Tonight we were supposed to do another pure tonal drawing with three tones, but the lack of underdrawing in the one from last week bugged me too much (and she’s a bit less strict with students repeating the class!). So I did an underdrawing, but the added time for that detracted from (once again) finishing a drawing.
Overall a fun drawing. Wish I had time to finish, but hey. I estimate it would take me around two hours to actually finish a charcoal still life to a decent standard.
Conte on charcoal-toned bristol, 18×24.
So kind of a bummer of a class, but I saved it at the end. Tried to work on the mouth/chin/facial hair and just kept getting frustrated. Eventually just sponged the whole night’s work off! As my mind said, “your mojo isn’t here, just go home and chill,” I decided to switch gears entirely.
The instructor had given a lesson on cooling off skin tones and we have a very cool fluorescent I hadn’t accounted for yet (intending to work on shadows next week). So with a half hour left, I mixed up some paint and started slapping down quick color blocks and blending them out. It’s far from perfect, but it looks pretty cool, it directly followed the lesson plan, and it kinda saved my night.
So awesome when I can turn a bad experience into a good one. It’s something I always strive to do (ask me about the Woodstock Inn some time).
Tonight’s rules were to only use shadow and light shapes, no linework at all. Not being able to sketch in the ellipses, draw height lines, etc…it results in a wonky drawing. It’s a good mental exercise and underscores the importance of the initial gesture and construction phases of a drawing. But it makes for a pretty bad drawing…
It was a bit longer drawing, but it was so tough to get anything done without the fundamentals underneath.

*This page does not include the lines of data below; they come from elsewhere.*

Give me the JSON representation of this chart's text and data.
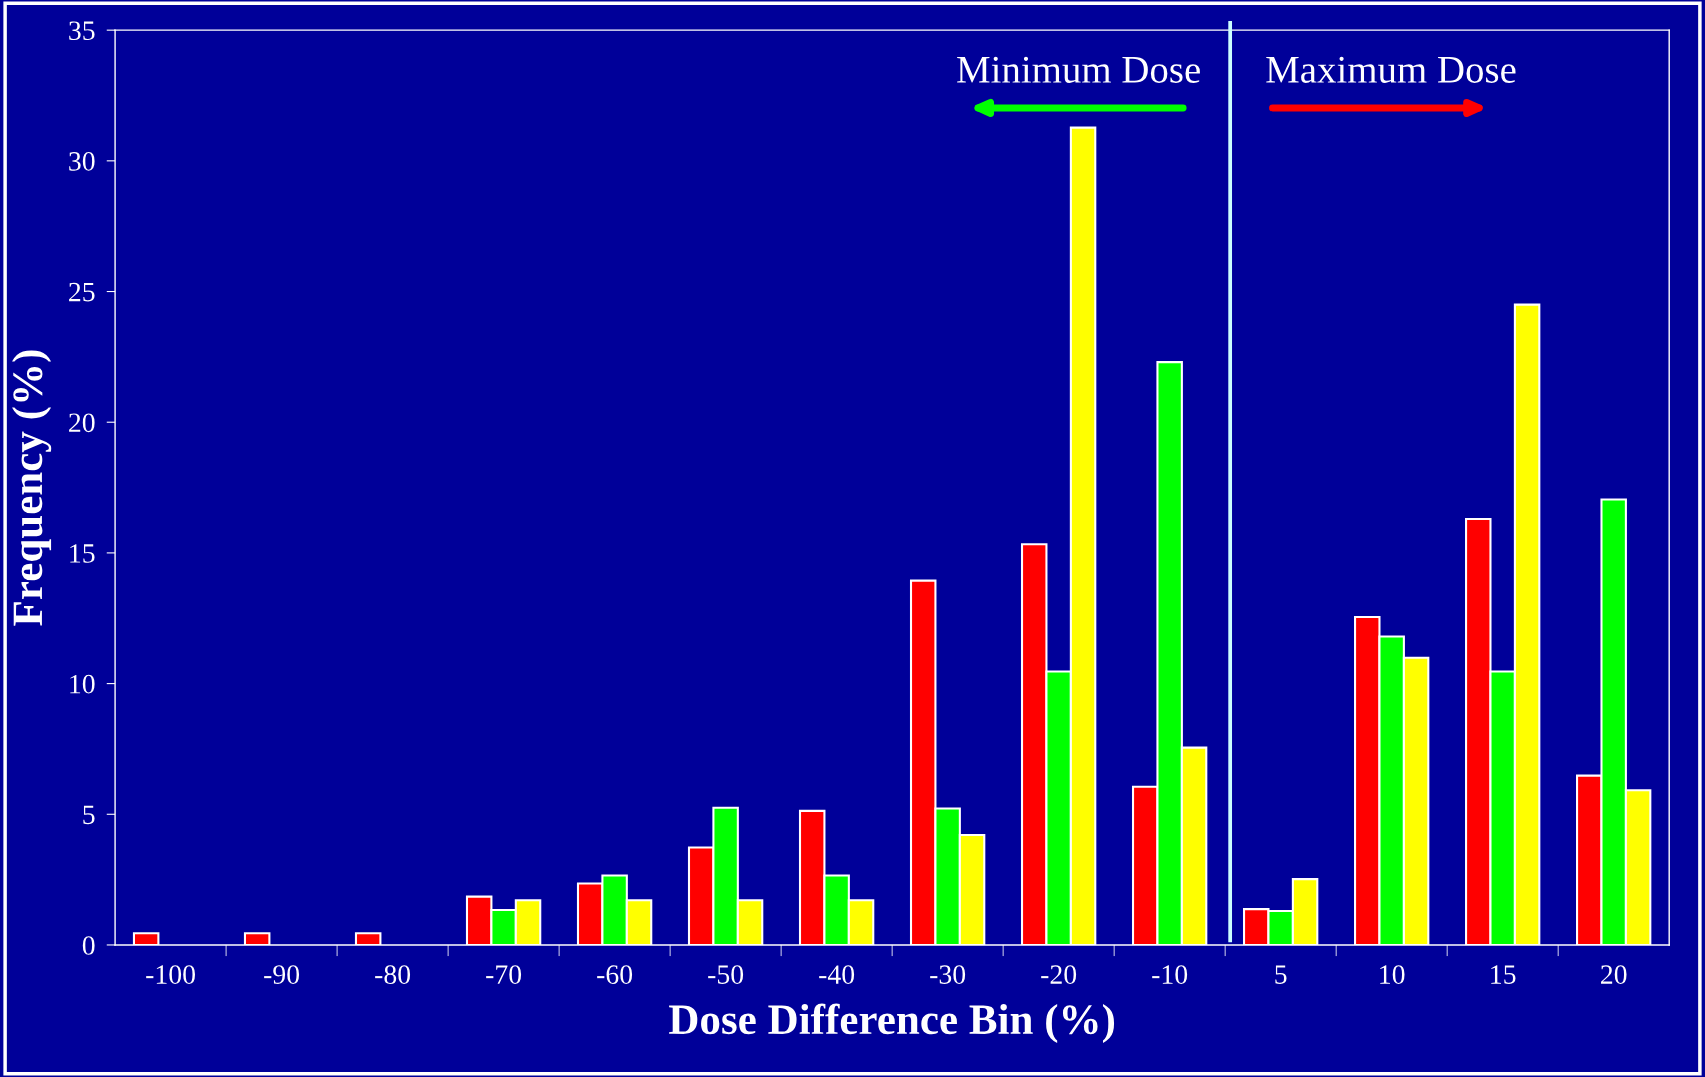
{
  "chart_data": {
    "type": "bar",
    "xlabel": "Dose Difference Bin (%)",
    "ylabel": "Frequency (%)",
    "categories": [
      "-100",
      "-90",
      "-80",
      "-70",
      "-60",
      "-50",
      "-40",
      "-30",
      "-20",
      "-10",
      "5",
      "10",
      "15",
      "20"
    ],
    "series": [
      {
        "color": "#ff0000",
        "values": [
          0.45,
          0.45,
          0.45,
          1.85,
          2.35,
          3.73,
          5.13,
          13.94,
          15.33,
          6.05,
          1.37,
          12.55,
          16.3,
          6.48
        ]
      },
      {
        "color": "#00ff00",
        "values": [
          0,
          0,
          0,
          1.34,
          2.66,
          5.25,
          2.66,
          5.22,
          10.46,
          22.3,
          1.3,
          11.8,
          10.46,
          17.04
        ]
      },
      {
        "color": "#ffff00",
        "values": [
          0,
          0,
          0,
          1.71,
          1.71,
          1.71,
          1.71,
          4.21,
          31.27,
          7.55,
          2.52,
          10.99,
          24.5,
          5.92
        ]
      }
    ],
    "ylim": [
      0,
      35
    ],
    "yticks": [
      0,
      5,
      10,
      15,
      20,
      25,
      30,
      35
    ],
    "grid": false,
    "annotations": [
      "Minimum Dose",
      "Maximum Dose"
    ]
  }
}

So I just used it as a mental exercise at first and then just played with values for a bit (since there was no saving it and I didn’t want to go through that again with a second drawing!).
Conte on charcoal toned bristol paper, 18×24 (aka ‘the usual’).
I’m hoping to start getting in some time with minis between my other projects, so I’ll go ahead and fire up a WIP post.
The other night I started cleaning up a Mierce snake and found a bubble in a terrible spot, right at the sword hilt. So I took it as an opportunity to learn another kind of pinning, though the existing hilt. In the process of doing this, I snapped the hilt again between the hands, which was actually ok as I wanted to pin through to the other hand anyway.
And the right arm pinned and glued, as well.
I’m probably going to have to paint the arms separate, since they cross over the body. Ditto the tail segment, it loops next to itself. I’ve never painted a mini in parts before, should be interesting.
Still need to pin the body to the lower half, assemble the tail, create pins for assembling the 3 sections later, then figure out a base.
Tonight was focusing on the eyes. Really difficult, but overall my favorite part because, much like minis, it brings the painting to life.